Reeling from an unprecedented 95 percent reduction in passenger volume, Charleston International plans to slash $25 million from next year's spending plan and will postpone a planned expansion of the terminal on both sides.
"The coronavirus has messed all of us up," airport CEO Paul Campbell said. "We are looking at cutting revenue by 30 percent."
The proposed budget for the fiscal year that starts in July was originally $82 million, a jump of about $7 million, or nearly 10 percent, over the current spending layout.
The projected spending plan is now down to about $57 million. Campbell cautioned the numbers are preliminary, and the 11-member airport board is not expected to sign off on the budget until May.
"I'm recasting the budget as skinny as possible," airport finance chief Doug Boston said.
The Charleston County Aviation Authority, which oversees the state's busiest airport, originally projected passenger counts would surpass 5 million arrivals and departures this year.
That's now been cut to 3.5 million, but the final figure will largely depend on when the virus-fearing public believes it's safe to fly again.
During the first three months of this year, the airport saw just over 777,000 passengers, down 17 percent from the same time last year. The numbers were buoyed by nearly 600,000 arrivals and departures in January and February. March's count was down 50 percent, and April is expected to be down by 95 percent or more.
Boston estimated a return to pre-pandemic passenger levels by 2023 as "our best guess."
In addition to the lost revenue from the trickle of passengers boarding airplanes, the airport is also cutting several big-ticket equipment purchases planned for next year such as forklifts, trucks and police cars.
Discretionary spending for the rest of this year and next year has been eliminated and a hiring freeze has been put in place.
The airport currently has 184 employees and six open positions. Campbell said the openings will not be filled unless one is "absolutely necessary." There have been no layoffs during the health crisis, and no airport staff members have tested positive for the virus.
The level of passenger activity is down to that of the 1950s, said Gary Edwards, a liaison between the airport and tourism agency Explore Charleston.
"It's a very dire time," he said. "It's prudent to budget for a 40 to 50 percent reduction in activity this year."
Also, preliminary work was expected to begin later this year on expanding the airline ticket counter space along with engineering plans for a third concourse.
Both have been pushed back anywhere from six months to two years, Campbell said.
"We have to wait until the need arises to justify them," Campbell said.

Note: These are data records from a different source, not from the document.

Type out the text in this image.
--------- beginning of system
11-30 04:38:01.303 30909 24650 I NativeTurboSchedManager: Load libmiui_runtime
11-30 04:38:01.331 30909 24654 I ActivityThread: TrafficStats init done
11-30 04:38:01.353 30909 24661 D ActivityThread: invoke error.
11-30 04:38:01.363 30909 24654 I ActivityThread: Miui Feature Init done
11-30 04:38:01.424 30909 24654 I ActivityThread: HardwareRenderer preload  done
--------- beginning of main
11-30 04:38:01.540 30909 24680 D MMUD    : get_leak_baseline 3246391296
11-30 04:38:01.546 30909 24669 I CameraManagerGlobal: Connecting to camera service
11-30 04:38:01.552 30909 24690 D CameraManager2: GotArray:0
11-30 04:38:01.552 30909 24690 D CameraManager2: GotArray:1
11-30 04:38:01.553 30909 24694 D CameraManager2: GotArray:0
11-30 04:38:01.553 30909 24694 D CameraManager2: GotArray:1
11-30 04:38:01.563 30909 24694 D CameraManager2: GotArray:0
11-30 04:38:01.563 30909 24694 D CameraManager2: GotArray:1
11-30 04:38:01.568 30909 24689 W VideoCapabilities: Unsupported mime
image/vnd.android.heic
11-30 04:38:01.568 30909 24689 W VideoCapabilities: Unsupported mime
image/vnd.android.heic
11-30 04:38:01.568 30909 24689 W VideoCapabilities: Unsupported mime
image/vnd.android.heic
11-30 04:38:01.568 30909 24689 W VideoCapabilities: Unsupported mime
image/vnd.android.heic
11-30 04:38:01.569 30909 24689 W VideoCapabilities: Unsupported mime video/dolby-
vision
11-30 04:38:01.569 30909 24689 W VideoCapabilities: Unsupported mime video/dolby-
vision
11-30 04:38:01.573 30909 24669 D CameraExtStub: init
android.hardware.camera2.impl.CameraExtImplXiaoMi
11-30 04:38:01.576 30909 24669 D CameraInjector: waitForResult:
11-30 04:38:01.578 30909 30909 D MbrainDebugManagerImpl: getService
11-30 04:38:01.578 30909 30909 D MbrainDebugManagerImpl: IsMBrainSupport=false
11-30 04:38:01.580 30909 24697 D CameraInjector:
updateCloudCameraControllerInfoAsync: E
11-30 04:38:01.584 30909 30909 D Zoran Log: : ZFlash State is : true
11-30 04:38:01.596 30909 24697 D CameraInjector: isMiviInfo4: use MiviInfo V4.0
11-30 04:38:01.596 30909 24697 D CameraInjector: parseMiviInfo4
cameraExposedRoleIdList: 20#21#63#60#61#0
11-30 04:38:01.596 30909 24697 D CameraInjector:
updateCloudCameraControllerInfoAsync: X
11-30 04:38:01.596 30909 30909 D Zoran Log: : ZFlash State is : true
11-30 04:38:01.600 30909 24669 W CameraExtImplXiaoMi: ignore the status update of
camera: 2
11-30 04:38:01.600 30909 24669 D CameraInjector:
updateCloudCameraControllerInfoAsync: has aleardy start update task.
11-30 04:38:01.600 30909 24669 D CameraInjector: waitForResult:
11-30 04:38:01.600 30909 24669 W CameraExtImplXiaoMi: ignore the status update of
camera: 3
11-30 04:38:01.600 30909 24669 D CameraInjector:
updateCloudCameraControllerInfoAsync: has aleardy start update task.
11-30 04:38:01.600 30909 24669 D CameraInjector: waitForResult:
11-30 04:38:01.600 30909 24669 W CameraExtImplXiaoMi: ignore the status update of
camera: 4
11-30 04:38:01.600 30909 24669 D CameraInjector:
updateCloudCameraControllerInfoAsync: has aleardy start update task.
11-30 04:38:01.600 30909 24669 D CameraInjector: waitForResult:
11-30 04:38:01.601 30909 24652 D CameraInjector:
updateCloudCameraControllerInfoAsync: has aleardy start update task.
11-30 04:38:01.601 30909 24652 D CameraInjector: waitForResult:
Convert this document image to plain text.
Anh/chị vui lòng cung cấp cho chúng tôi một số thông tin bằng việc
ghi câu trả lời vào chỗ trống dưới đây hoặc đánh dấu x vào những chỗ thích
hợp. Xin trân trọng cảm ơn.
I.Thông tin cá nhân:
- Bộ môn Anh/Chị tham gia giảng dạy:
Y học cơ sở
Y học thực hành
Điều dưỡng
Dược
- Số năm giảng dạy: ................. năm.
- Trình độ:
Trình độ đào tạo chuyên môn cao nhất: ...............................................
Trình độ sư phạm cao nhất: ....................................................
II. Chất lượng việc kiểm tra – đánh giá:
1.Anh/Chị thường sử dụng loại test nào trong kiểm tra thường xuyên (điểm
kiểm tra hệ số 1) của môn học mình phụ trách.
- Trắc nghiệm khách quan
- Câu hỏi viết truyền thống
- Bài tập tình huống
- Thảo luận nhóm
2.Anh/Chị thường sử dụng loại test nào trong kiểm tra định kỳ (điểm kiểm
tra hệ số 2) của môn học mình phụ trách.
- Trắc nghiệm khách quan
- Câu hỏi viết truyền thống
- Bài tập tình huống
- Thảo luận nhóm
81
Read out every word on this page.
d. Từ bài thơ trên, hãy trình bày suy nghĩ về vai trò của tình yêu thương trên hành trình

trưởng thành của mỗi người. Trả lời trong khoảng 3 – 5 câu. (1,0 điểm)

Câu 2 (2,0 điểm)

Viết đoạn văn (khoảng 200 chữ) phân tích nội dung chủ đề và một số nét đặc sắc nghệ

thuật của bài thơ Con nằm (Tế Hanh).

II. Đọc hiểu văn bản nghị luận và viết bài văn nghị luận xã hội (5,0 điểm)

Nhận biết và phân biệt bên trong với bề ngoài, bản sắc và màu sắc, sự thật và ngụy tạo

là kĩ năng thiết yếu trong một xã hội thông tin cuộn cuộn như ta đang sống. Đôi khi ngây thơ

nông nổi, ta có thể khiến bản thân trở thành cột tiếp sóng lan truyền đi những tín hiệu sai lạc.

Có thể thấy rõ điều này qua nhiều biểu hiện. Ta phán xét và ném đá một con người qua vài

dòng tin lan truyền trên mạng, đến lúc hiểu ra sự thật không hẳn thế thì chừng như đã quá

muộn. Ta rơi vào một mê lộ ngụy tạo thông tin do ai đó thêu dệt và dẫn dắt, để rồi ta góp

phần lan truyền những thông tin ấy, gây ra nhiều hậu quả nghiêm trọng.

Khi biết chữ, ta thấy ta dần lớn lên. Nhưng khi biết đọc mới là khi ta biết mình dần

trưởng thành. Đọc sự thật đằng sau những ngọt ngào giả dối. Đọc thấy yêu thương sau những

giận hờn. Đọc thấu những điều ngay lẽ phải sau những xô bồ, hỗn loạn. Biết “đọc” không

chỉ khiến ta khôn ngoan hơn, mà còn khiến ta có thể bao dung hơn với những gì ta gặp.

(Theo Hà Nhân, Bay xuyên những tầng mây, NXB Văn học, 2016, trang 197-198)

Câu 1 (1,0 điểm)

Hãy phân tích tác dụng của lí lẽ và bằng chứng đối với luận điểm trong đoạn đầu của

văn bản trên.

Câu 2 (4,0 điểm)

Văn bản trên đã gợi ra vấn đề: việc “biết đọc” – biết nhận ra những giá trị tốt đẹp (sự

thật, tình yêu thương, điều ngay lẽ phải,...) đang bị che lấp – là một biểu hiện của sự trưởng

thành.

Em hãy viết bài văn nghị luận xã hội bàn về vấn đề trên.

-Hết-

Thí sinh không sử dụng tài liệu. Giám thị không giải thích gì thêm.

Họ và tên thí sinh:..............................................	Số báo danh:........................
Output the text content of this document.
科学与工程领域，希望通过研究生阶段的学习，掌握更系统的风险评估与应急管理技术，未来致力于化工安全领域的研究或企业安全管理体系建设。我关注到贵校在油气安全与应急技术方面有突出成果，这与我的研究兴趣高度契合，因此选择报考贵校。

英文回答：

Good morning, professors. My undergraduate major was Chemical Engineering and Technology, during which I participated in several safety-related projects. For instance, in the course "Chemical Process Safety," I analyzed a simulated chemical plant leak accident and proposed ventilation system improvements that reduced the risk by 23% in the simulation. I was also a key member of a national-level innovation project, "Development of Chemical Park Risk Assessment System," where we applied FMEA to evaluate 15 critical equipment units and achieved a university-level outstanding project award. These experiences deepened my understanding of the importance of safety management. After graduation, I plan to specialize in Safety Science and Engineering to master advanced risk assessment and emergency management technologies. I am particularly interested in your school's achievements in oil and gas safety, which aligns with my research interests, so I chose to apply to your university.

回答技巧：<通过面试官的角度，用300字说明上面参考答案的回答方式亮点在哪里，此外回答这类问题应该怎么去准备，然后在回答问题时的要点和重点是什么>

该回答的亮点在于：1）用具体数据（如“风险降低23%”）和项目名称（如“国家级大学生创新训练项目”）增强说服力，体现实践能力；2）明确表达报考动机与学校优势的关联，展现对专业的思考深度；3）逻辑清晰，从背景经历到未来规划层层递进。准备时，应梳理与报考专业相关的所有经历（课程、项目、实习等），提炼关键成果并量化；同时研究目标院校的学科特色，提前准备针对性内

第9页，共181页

Construction on the new $90 million, five-tier parking deck has not been affected by the outbreak and is still on schedule to open in November, ahead of what is normally the peak air-travel season of the year.
Airport officials also must come up with a plan to spend $22.3 million provided by the federal government as part of the coronavirus stimulus aid to offset losses during the pandemic.
"But it's not like they give us $22 million up front," Campbell said. "We have to show them how we are going to spend it."